You may be out of luck here as there is no clean way to do this with an already installed app. If you have in-app billing (and this is speculation) and Google's in-app billing system has a dynamic dashboard or API to register users, then, you can say setup a new unique key of some sort and track it through this in-app billing like system. This may not be possible though.
The second thing you can do is to look up users in your server database and create this file you mention for all users and hold them in server cache (for fast access). Then in your app on first launch of this new version you can quickly get this file to user. This seems to be a good safe solution.
Good Luck, this is an interesting problem and I will be looking forward to hearing how you will solve this.
Just remembered, you can also look into push notifications and pushing this data to users.
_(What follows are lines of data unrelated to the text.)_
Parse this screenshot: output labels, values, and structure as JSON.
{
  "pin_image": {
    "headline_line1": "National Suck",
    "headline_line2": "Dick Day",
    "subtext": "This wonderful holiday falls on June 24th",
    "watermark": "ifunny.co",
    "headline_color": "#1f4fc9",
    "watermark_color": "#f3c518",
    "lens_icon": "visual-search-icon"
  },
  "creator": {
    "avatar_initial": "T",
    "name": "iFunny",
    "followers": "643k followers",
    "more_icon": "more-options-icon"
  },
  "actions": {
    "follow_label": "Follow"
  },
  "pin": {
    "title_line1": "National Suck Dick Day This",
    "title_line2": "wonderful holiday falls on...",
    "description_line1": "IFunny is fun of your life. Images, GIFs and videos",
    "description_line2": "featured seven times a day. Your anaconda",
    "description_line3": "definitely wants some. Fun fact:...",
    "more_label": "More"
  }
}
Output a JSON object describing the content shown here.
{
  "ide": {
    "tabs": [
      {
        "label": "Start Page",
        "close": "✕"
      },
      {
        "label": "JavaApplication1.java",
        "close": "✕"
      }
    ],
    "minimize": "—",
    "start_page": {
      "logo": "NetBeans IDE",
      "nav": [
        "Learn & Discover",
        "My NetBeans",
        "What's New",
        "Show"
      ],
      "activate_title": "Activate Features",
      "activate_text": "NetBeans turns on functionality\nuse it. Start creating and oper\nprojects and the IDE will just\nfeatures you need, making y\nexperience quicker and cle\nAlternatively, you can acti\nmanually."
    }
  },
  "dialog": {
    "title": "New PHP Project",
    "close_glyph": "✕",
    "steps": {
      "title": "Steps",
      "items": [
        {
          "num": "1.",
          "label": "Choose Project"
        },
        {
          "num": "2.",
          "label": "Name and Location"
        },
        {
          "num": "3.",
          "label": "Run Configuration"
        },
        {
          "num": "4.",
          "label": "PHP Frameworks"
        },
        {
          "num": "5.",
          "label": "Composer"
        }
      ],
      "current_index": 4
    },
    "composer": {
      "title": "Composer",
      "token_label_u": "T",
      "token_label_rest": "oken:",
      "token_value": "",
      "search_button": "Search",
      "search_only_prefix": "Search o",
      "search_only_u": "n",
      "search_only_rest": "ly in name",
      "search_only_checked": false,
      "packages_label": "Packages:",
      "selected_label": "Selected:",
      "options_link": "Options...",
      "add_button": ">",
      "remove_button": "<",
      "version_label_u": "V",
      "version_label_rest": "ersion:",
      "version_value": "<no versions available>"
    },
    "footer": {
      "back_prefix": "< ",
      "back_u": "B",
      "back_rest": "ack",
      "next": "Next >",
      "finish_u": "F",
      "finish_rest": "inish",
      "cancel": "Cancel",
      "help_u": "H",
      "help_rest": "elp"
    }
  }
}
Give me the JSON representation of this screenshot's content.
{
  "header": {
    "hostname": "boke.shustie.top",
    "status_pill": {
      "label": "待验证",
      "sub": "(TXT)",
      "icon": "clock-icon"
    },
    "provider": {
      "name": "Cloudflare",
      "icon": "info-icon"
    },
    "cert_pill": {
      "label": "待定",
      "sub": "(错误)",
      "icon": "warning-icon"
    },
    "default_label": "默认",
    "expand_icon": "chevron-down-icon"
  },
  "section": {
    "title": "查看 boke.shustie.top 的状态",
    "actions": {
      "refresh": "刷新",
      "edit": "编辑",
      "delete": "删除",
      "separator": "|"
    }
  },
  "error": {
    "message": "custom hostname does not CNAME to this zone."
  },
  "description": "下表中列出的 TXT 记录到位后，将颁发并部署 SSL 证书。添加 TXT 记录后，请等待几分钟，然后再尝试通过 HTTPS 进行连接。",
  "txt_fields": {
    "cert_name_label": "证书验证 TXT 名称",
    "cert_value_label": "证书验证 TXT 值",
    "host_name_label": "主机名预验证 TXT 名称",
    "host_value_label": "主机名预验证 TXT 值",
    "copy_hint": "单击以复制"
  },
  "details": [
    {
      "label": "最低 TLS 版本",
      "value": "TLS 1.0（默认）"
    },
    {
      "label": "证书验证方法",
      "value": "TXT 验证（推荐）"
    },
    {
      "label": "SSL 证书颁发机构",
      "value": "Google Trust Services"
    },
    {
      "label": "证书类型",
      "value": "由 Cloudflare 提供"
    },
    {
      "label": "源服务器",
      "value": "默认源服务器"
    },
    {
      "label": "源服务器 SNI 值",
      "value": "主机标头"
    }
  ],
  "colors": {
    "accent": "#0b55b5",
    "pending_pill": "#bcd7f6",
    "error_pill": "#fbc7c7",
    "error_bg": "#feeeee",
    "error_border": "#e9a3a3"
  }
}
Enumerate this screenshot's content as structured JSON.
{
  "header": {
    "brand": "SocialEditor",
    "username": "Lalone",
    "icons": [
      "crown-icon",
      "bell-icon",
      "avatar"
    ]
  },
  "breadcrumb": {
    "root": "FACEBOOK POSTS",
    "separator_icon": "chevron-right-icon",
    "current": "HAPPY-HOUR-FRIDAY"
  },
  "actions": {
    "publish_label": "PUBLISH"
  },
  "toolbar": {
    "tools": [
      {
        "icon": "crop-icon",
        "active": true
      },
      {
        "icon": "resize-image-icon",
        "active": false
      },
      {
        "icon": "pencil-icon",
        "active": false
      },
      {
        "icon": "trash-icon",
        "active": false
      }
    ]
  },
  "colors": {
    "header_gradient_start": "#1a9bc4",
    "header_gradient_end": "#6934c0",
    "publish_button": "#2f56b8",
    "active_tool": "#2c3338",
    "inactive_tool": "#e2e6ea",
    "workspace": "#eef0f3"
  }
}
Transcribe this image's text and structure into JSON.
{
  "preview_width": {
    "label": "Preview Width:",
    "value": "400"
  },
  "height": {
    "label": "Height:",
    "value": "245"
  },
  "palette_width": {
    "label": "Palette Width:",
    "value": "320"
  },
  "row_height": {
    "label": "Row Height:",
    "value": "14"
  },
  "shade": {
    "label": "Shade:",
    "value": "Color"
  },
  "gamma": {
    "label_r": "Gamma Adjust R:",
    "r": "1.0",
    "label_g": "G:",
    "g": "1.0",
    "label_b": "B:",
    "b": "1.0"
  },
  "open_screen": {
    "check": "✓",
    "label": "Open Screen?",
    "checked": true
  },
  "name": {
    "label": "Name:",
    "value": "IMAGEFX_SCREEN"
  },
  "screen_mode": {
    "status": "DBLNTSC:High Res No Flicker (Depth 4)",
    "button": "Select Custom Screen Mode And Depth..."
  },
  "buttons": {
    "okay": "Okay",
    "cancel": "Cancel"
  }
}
But, this assumes your app has this.
#prateek User need to start the App manually from Android 3.1 to apply the Broadcast Receiver Solution. I do not think you have any option...Sorry Mate...A small advice is that, try to put a push notification handler when you really want to do something with user interaction or a broadcast receiver to trigger frequent operations without User Interaction...Cheers!
You can approach in this way
in the first time user install and start the application, you should store the current version as last_vertion_of_app in the shared preferences. then use a alarm Manager +broadcast receiver+service to check the manifest app version with shared preference stored version if both are different(not equal) that means some update happen. then you can do the thing what you want to happen if updated=true in the save service even without application starts.